Quisiera detenerme brevemente en la historia de dos santos, desconocidos para la mayoría, pero que realmente tienen mucho que decir a la Iglesia de hoy. Me refiero a los mártires Ponciano e Hipólito, a los que celebramos el 13 de agosto, con una memoria libre muy humilde, que en el mundo de la liturgia es la forma mínima de recordar a alguien.
Estamos en el siglo III, en las primeras décadas del año 200. Hipólito fue un presbítero extremadamente moralista y riguroso que entró en colisión con el papa de la época, San Zeferino. No están claras las razones de los desacuerdos, en parte de origen dogmático sobre la naturaleza de Cristo (aún no se habían celebrado los concilios que lo aclararían) y en parte sobre la posibilidad de readmitir en la comunidad a los cristianos que habían abjurado bajo tortura (los llamados lapsi). La tensión estalló cuando, a la muerte de Zeferino, San Calixto, un hombre de origen humilde y diácono del anterior pontífice, fue elegido Papa. Hipólito no aceptó el nombramiento y, elegido por sus seguidores, se hizo a sí mismo papa, convirtiéndose así en el primer antipapa del cristianismo.
A la muerte de Calixto, fue elegido Ponciano, a quien Hipólito se apresuró a no reconocer por las mismas razones. Llegó el año 235 y con él la llegada al poder de Maximino el Tracio, un emperador opuesto al cristianismo que, en cuanto tuvo ocasión, condenó a Ponciano a trabajos forzados: ad metalla, las minas de Cerdeña. Ponciano, movido por una heroica humildad, para no dejar a Roma sin obispo, renunció a su cargo, enriqueciendo así el siglo no sólo con el primer «antipapa» sino también con el primer papa «renunciante». Poco después, el emperador, incapaz de distinguir entre papas y antipapas, condenó al mismo castigo a Hipólito, que se encontró con Ponciano encadenado. Y aquí ocurrió el milagro. Sorprendido por la humildad, paciencia y mansedumbre de Ponciano, Hipólito se convirtió y reconoció su error, reconciliando así el cisma. Ambos murieron a consecuencia de los malos tratos y las condiciones inhumanas que sufrieron, y desde entonces la Iglesia los celebra juntos como santos y mártires.
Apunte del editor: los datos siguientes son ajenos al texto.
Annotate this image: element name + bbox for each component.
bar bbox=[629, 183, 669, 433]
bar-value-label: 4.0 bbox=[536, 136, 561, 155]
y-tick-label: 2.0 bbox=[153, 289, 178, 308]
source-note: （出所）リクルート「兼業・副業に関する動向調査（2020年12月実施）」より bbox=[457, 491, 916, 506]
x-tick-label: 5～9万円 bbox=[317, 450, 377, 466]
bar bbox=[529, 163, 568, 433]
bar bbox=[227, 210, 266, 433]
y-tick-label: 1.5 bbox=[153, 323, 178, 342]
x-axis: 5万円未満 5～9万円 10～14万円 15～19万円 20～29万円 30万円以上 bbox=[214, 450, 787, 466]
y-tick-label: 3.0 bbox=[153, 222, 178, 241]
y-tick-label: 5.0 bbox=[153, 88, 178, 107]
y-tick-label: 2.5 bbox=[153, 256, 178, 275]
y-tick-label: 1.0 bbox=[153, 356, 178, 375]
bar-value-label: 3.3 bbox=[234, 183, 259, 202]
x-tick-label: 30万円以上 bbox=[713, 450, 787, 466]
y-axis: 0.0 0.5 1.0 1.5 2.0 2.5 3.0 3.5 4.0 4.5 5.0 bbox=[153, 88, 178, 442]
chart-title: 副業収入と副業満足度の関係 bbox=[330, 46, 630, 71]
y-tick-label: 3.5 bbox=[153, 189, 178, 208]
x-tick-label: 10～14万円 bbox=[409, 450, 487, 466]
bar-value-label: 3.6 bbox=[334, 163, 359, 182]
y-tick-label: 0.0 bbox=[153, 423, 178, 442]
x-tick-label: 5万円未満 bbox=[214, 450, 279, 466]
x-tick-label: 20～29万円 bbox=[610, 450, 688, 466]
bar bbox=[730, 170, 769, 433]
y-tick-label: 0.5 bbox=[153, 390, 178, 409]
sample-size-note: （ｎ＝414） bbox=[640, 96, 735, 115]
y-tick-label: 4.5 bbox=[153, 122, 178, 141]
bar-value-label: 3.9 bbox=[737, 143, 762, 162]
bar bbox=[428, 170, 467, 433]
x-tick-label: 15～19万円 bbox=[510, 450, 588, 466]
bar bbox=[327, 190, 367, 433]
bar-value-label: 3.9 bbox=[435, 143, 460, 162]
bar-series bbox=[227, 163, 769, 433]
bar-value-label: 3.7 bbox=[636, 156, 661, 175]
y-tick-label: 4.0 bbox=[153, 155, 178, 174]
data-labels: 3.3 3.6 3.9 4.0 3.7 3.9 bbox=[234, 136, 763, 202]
El pasado de los santos puede proporcionarnos muchas lecciones. El exceso de rigor y de certeza en el creer que sabemos, incluso dictado por la más perfecta buena fe, puede dividir en lugar de unir y puede debilitar a la Iglesia en lugar de fortalecerla. Sobre todo, en el cristianismo, la debilidad es más convincente que la fuerza. Ponciano es un instrumento de la gracia no porque se aferre al poder, sino porque renuncia a él, poniendo en práctica la enseñanza de Cristo de que quien quiere gobernar de verdad debe ser un servidor de todos. La última lección es quizás la más conmovedora. Hipólito, que en nombre de la verdad se había hecho enemigo de Ponciano, encuentra el bien del otro dentro de un camino de dolor que los une a ambos. Sólo a través de la cruz es posible ver quién es cada uno. Sólo caminando juntos en ese hospital de campaña que es la Iglesia en la vida verdadera, es posible conocerse, reconocerse y ayudarse a construir ese Bien que es patrimonio y deseo de todo corazón humano.